There were a lot of regulations and details that we had to get right. A patient may be allowed a certain amount of hours a week by the government, but may also pay for additional hours from their own pocket, etc. Quite interesting to work on, but not the topic of this post.
A key aspect of the system was actually paying the workers, of course. The problem was the way it was handled. At the end of each month, they would designate “office hours” for the care workers to come and submit their time sheets. Those had to be signed by the patients or their family members and were submitted in person at the office. Based on the number of hours worked, the workers would be paid.
The time sheets would look something like this:
A single worker would typically have 4 – 8 of those, and the office would spend a considerable amount of time deciphering those, computing the total hours and handing over payment.
The idea of the system I was working on was to automate all of that. Here is more or less what I needed to do:
For each one of the timesheet entries, the office would need to input the start & end times, who the care worker took care of, whether the time was approved (actually, whether this was paid by the government, privately, by the company, etc), and whether it was counted as overtime, etc.
The rules for all of those were… interesting, but we got it working and tested. And then we got to talk with the actual users.
They took one look at the user interface they had to work with and absolutely rebelled. The underlying issue was that during the end of the month period, each branch would need to handle hundreds of care workers, typically within four to six hours. They didn’t have the time to do that (pun intended). Their current process was to review the submitted time sheet with the care worker, stamp it with approved, and put just the total hours worked into the payroll system.
Having to spend so much time on data entry was horrendous for them, but the company really wanted to have that level of granularity, to be able to properly track how many hours were worked and handle its own billing more easily.
Many of the care workers were also… non-technical, and the timesheet had to be approved by the patient or family worker. Having a signed piece of paper was easy to handle, trying to get them to go on a website and enter hours was a non-starter. That was also before everyone had a smartphone (and even today I would assume that would be difficult in that line of business).
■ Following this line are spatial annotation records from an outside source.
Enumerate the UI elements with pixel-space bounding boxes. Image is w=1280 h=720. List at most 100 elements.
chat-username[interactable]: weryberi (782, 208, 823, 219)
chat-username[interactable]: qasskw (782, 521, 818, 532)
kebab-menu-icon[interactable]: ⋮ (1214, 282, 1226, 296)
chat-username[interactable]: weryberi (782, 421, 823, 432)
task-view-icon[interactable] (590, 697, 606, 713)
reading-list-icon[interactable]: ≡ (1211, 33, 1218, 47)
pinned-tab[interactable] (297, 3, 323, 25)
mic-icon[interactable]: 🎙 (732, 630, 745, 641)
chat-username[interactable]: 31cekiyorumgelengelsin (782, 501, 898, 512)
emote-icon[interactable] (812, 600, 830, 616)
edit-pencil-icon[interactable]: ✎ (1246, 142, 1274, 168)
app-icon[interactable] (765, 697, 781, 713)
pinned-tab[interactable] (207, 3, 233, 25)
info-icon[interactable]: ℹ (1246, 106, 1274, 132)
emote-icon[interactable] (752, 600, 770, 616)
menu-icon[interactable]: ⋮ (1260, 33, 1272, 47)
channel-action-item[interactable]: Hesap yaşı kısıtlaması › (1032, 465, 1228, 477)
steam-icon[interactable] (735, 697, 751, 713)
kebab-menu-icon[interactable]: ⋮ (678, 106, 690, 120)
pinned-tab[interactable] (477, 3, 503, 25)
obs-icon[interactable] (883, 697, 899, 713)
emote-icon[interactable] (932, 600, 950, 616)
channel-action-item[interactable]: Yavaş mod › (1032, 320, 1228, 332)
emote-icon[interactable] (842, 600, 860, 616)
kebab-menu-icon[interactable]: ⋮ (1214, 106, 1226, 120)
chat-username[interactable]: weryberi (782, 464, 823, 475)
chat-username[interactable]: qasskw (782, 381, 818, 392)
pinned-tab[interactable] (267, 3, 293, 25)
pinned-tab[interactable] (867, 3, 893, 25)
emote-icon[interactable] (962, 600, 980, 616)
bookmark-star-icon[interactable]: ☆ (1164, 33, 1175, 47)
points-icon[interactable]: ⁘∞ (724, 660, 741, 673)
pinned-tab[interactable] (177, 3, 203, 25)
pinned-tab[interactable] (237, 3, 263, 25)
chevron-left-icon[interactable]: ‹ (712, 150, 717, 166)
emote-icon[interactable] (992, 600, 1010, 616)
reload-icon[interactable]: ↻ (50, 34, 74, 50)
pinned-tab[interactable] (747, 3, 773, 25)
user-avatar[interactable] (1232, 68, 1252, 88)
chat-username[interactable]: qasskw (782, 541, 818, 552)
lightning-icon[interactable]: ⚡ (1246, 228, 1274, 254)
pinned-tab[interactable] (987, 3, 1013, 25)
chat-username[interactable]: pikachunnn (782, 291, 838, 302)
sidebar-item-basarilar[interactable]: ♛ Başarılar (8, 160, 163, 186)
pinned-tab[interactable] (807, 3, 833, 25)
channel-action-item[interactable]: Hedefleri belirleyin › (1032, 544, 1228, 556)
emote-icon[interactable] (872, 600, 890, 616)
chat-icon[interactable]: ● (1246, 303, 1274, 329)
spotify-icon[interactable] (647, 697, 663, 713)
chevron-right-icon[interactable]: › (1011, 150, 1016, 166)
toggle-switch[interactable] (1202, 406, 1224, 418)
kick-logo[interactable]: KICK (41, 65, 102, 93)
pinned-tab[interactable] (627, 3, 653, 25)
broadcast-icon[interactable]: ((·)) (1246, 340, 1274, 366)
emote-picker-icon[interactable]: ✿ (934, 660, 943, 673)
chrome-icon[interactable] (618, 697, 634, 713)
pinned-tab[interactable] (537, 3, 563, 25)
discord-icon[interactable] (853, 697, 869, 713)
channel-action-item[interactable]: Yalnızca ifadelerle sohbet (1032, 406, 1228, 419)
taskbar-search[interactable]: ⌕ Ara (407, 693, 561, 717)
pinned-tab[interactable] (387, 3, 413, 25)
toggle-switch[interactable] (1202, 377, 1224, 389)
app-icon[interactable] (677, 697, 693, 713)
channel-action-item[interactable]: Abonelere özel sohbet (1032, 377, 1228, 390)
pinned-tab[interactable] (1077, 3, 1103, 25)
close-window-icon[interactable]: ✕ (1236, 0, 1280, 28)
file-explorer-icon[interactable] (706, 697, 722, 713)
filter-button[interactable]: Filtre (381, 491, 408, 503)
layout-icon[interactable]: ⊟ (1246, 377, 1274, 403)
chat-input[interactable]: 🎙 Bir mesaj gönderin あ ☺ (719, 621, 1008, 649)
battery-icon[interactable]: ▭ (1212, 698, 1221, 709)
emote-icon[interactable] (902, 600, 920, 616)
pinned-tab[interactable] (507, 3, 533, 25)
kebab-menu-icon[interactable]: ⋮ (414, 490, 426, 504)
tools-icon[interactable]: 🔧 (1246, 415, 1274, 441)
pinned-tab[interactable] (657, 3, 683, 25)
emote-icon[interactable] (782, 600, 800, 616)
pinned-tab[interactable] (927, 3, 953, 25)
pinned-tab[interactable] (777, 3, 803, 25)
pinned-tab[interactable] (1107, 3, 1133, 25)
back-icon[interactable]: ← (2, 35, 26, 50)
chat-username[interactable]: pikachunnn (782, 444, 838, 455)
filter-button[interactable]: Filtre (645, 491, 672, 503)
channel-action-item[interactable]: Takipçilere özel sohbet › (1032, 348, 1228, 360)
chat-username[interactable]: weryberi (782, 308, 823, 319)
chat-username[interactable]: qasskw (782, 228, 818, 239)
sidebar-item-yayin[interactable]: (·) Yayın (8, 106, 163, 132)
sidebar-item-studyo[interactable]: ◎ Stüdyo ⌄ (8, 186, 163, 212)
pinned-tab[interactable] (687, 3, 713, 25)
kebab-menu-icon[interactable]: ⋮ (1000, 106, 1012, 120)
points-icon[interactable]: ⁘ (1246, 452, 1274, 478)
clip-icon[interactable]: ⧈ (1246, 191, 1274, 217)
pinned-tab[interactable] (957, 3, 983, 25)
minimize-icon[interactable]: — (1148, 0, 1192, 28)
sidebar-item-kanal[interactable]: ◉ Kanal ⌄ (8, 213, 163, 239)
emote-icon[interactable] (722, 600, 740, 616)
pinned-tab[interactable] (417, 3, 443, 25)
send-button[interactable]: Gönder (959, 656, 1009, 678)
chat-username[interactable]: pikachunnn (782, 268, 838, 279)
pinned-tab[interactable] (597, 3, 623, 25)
As an additional twist, it turns out that the manual process allowed the office employees to better manage the care workers. For example, they may give them a 0.5 / hour adjustment for a particular month to manage a difficult client or deal with some specific issue, or approve (at their discretion) overtime pay when it wasn’t quite "proper” to do so.
One of the reasons that the company wanted to move to a modern system was to avoid this sort of “initiatives”, but they turned out to be actually quite important for the proper management of the care workers and actually getting things done. For an additional twist, they had multiple branches, and each of those had a different methodology of how that was handled, and all of them were different from what HQ thought it should be.
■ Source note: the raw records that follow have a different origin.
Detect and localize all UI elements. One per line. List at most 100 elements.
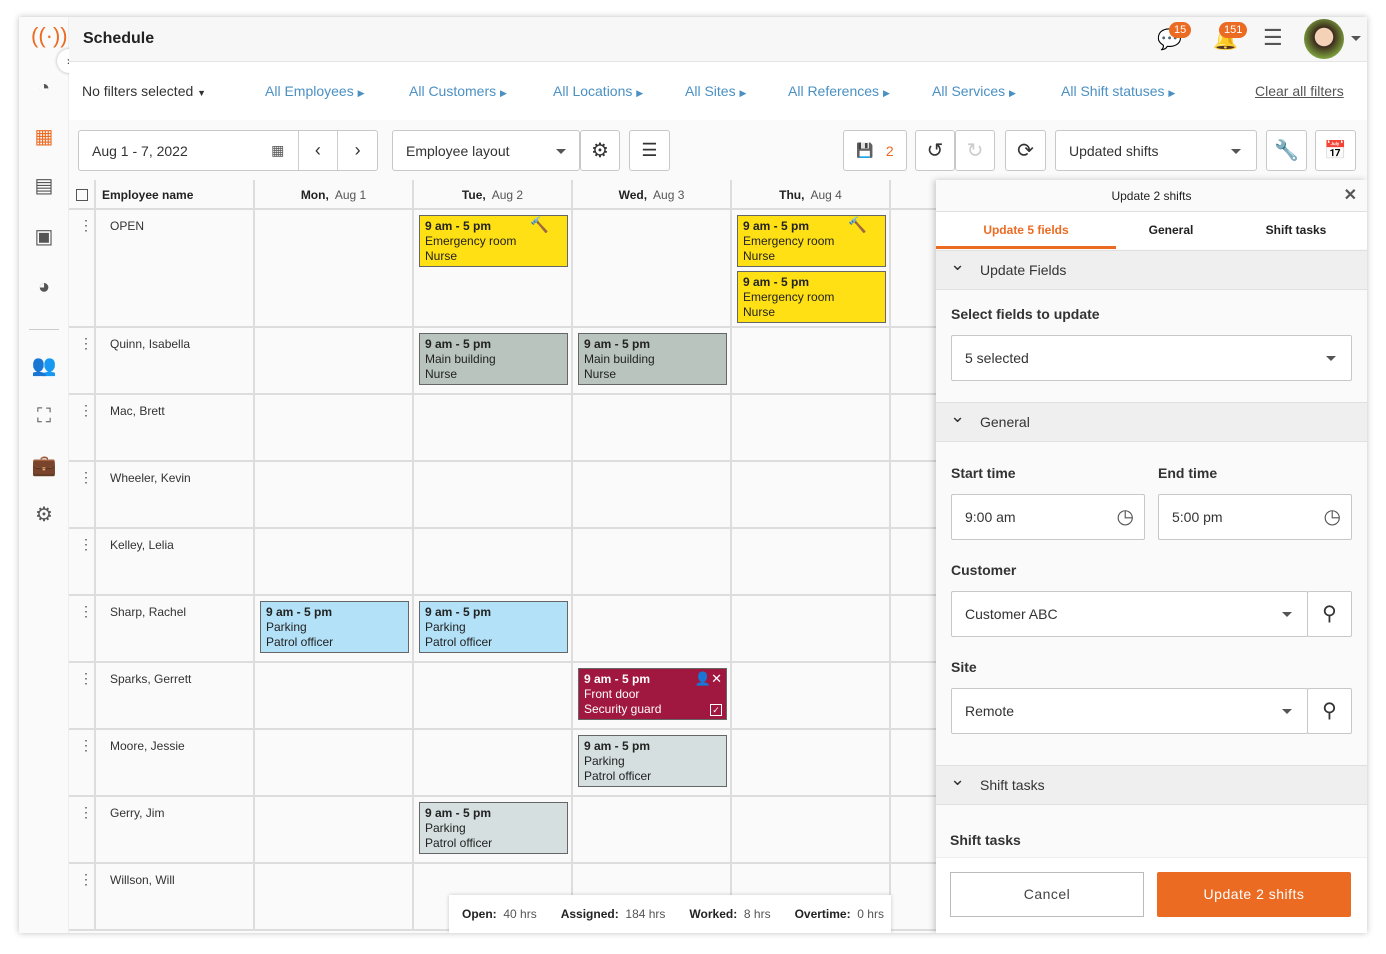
redo-button[interactable]: ↻ [955,130,995,171]
pie-chart-icon[interactable]: ◕ [31,274,57,300]
shift-card[interactable]: 9 am - 5 pm Parking Patrol officer [578,735,727,787]
day-header[interactable]: Mon, Aug 1 [255,180,414,210]
update-shifts-panel: Update 2 shifts ✕ Update 5 fields Genera… [936,180,1367,933]
filter-link[interactable]: All Employees ▶ [265,83,365,99]
site-select[interactable]: Remote [951,688,1308,734]
refresh-button[interactable]: ⟳ [1005,130,1046,171]
employee-name[interactable]: Gerry, Jim [110,806,164,820]
section-update-fields[interactable]: Update Fields [936,245,1367,290]
checkbox-checked-icon[interactable]: ✓ [710,704,722,716]
wrench-button[interactable]: 🔧 [1266,130,1307,171]
customer-select[interactable]: Customer ABC [951,591,1308,637]
filter-link[interactable]: All Services ▶ [932,83,1016,99]
shift-time: 9 am - 5 pm [425,806,492,820]
day-date: Aug 4 [810,188,842,202]
employee-name[interactable]: Moore, Jessie [110,739,185,753]
day-header[interactable]: Wed, Aug 3 [573,180,732,210]
clipboard-check-icon[interactable]: ▣ [31,224,57,250]
filter-preset-dropdown[interactable]: No filters selected ▼ [82,83,206,99]
row-menu-icon[interactable]: ⋮ [79,737,93,754]
save-button[interactable]: 💾 2 [843,130,907,171]
filter-link[interactable]: All Customers ▶ [409,83,507,99]
filter-link[interactable]: All References ▶ [788,83,890,99]
filter-sliders-button[interactable]: ☰ [629,130,670,171]
row-menu-icon[interactable]: ⋮ [79,670,93,687]
section-general[interactable]: General [936,397,1367,442]
site-search-button[interactable]: ⚲ [1307,688,1352,734]
gavel-plus-icon[interactable]: 🔨 [848,218,867,233]
select-all-cell [69,180,96,210]
tab-general[interactable]: General [1116,212,1226,249]
calendar-icon[interactable]: ▦ [258,142,298,159]
filter-link[interactable]: All Shift statuses ▶ [1061,83,1175,99]
filter-link[interactable]: All Locations ▶ [553,83,643,99]
gavel-icon[interactable]: 🔨 [530,218,549,233]
employee-name[interactable]: Sparks, Gerrett [110,672,191,686]
user-remove-icon[interactable]: 👤✕ [695,671,722,686]
users-gear-icon[interactable]: 👥 [31,353,57,379]
employee-name[interactable]: Kelley, Lelia [110,538,174,552]
tab-update-fields[interactable]: Update 5 fields [936,212,1116,249]
clock-icon[interactable]: ◷ [1324,495,1341,539]
row-menu-icon[interactable]: ⋮ [79,402,93,419]
view-dropdown[interactable]: Updated shifts [1055,130,1257,171]
select-all-checkbox[interactable] [75,189,88,201]
customer-search-button[interactable]: ⚲ [1307,591,1352,637]
date-range-picker[interactable]: Aug 1 - 7, 2022 ▦ ‹ › [78,130,378,171]
section-shift-tasks[interactable]: Shift tasks [936,760,1367,805]
calendar-edit-button[interactable]: 📅 [1315,130,1356,171]
dashboard-icon[interactable]: ◔ [31,75,57,101]
day-header[interactable]: Thu, Aug 4 [732,180,891,210]
filter-link[interactable]: All Sites ▶ [685,83,746,99]
day-header[interactable]: Tue, Aug 2 [414,180,573,210]
avatar-chevron-down-icon[interactable] [1351,36,1361,41]
calendar-clock-icon[interactable]: ▤ [31,173,57,199]
employee-name[interactable]: OPEN [110,219,144,233]
row-menu-icon[interactable]: ⋮ [79,335,93,352]
layout-settings-button[interactable]: ⚙ [580,130,620,171]
briefcase-icon[interactable]: 💼 [31,453,57,479]
row-menu-icon[interactable]: ⋮ [79,871,93,888]
fields-select[interactable]: 5 selected [951,335,1352,381]
shift-card[interactable]: 9 am - 5 pm Main building Nurse [419,333,568,385]
shift-card[interactable]: 9 am - 5 pm Emergency room Nurse 🔨 [737,215,886,267]
employee-name[interactable]: Wheeler, Kevin [110,471,191,485]
chevron-down-icon [1282,612,1292,617]
map-icon[interactable]: ⛶ [31,403,57,429]
list-icon[interactable]: ☰ [1263,25,1283,51]
shift-time: 9 am - 5 pm [425,605,492,619]
row-menu-icon[interactable]: ⋮ [79,536,93,553]
clock-icon[interactable]: ◷ [1117,495,1134,539]
next-week-button[interactable]: › [337,131,377,170]
shift-card[interactable]: 9 am - 5 pm Parking Patrol officer [419,802,568,854]
shift-card[interactable]: 9 am - 5 pm Emergency room Nurse 🔨 [419,215,568,267]
employee-name[interactable]: Mac, Brett [110,404,165,418]
row-menu-icon[interactable]: ⋮ [79,217,93,234]
prev-week-button[interactable]: ‹ [297,131,338,170]
cancel-button[interactable]: Cancel [950,872,1144,917]
undo-button[interactable]: ↺ [915,130,955,171]
tab-shift-tasks[interactable]: Shift tasks [1236,212,1356,249]
settings-gear-icon[interactable]: ⚙ [31,502,57,528]
avatar[interactable] [1304,19,1344,59]
update-shifts-button[interactable]: Update 2 shifts [1157,872,1351,917]
row-menu-icon[interactable]: ⋮ [79,469,93,486]
save-count: 2 [885,142,894,159]
row-menu-icon[interactable]: ⋮ [79,804,93,821]
employee-name[interactable]: Sharp, Rachel [110,605,186,619]
row-menu-icon[interactable]: ⋮ [79,603,93,620]
employee-name[interactable]: Quinn, Isabella [110,337,190,351]
clear-filters-link[interactable]: Clear all filters [1255,83,1344,99]
close-icon[interactable]: ✕ [1344,185,1357,205]
shift-card[interactable]: 9 am - 5 pm Front door Security guard 👤✕ ✓ [578,668,727,720]
employee-name[interactable]: Willson, Will [110,873,175,887]
layout-dropdown[interactable]: Employee layout [392,130,580,171]
end-time-input[interactable]: 5:00 pm ◷ [1158,494,1352,540]
start-time-input[interactable]: 9:00 am ◷ [951,494,1145,540]
shift-card[interactable]: 9 am - 5 pm Parking Patrol officer [260,601,409,653]
schedule-grid-icon[interactable]: ▦ [31,124,57,150]
employee-name-header[interactable]: Employee name [96,180,255,210]
shift-card[interactable]: 9 am - 5 pm Emergency room Nurse [737,271,886,323]
shift-card[interactable]: 9 am - 5 pm Main building Nurse [578,333,727,385]
shift-card[interactable]: 9 am - 5 pm Parking Patrol officer [419,601,568,653]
The process turned out to be even more complex than we initially got, because there was a lot of flexibility in the system that was actually crucial for the proper running of the business.
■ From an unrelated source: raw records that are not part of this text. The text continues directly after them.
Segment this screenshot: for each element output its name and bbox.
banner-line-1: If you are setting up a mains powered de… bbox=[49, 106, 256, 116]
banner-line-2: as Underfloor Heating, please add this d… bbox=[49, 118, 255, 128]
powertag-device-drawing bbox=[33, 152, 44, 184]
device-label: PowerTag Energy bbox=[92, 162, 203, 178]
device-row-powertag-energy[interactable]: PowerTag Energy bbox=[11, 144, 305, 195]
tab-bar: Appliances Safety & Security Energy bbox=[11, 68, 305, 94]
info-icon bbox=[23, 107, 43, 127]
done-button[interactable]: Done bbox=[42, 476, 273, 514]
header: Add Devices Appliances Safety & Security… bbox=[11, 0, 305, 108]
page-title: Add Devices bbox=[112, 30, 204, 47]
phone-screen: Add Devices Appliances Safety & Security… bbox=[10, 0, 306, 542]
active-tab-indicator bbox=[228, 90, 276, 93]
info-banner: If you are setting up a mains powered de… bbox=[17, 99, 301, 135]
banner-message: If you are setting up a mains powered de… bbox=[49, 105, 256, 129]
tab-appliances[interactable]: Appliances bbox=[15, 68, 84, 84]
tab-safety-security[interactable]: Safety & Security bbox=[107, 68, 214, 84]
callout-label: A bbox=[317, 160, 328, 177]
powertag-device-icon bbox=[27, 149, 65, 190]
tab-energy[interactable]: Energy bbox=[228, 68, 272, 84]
If I recall properly, we ended up having a two-stage approach. During the end of the month rush, they would fill in the gross hours and payment details. That part of the system was intentionally simplified to the point where we did almost no data validation and trusted them to put the right values.
After payroll was processed, they had to actually put in all those hours and we would run a check on the expected amount / validation vs. what was actually paid. That gave the company the insight into what was going on that they needed, the office people were able to keep on handling things the way they were used to, and discrepancies could be raised and handled more easily.
Being there in the “I’m just a techie” role, so I got to sit on the sidelines and see tug-of-war between the different groups. It was quite interesting to see, I described the process above in a bit of a chaotic manner, but there were proper procedures and processes in the offices. They were just something that the company HQ never even realized was there.
It also taught me quite a lot about the importance of accepting “invalid” data. In many cases, you’ll see computerized solutions flat out refuse to accept values that they consider to be wrong. The problem is that often, you need to record reality, which may not agree with validation rules on your systems. And in most cases, reality wins.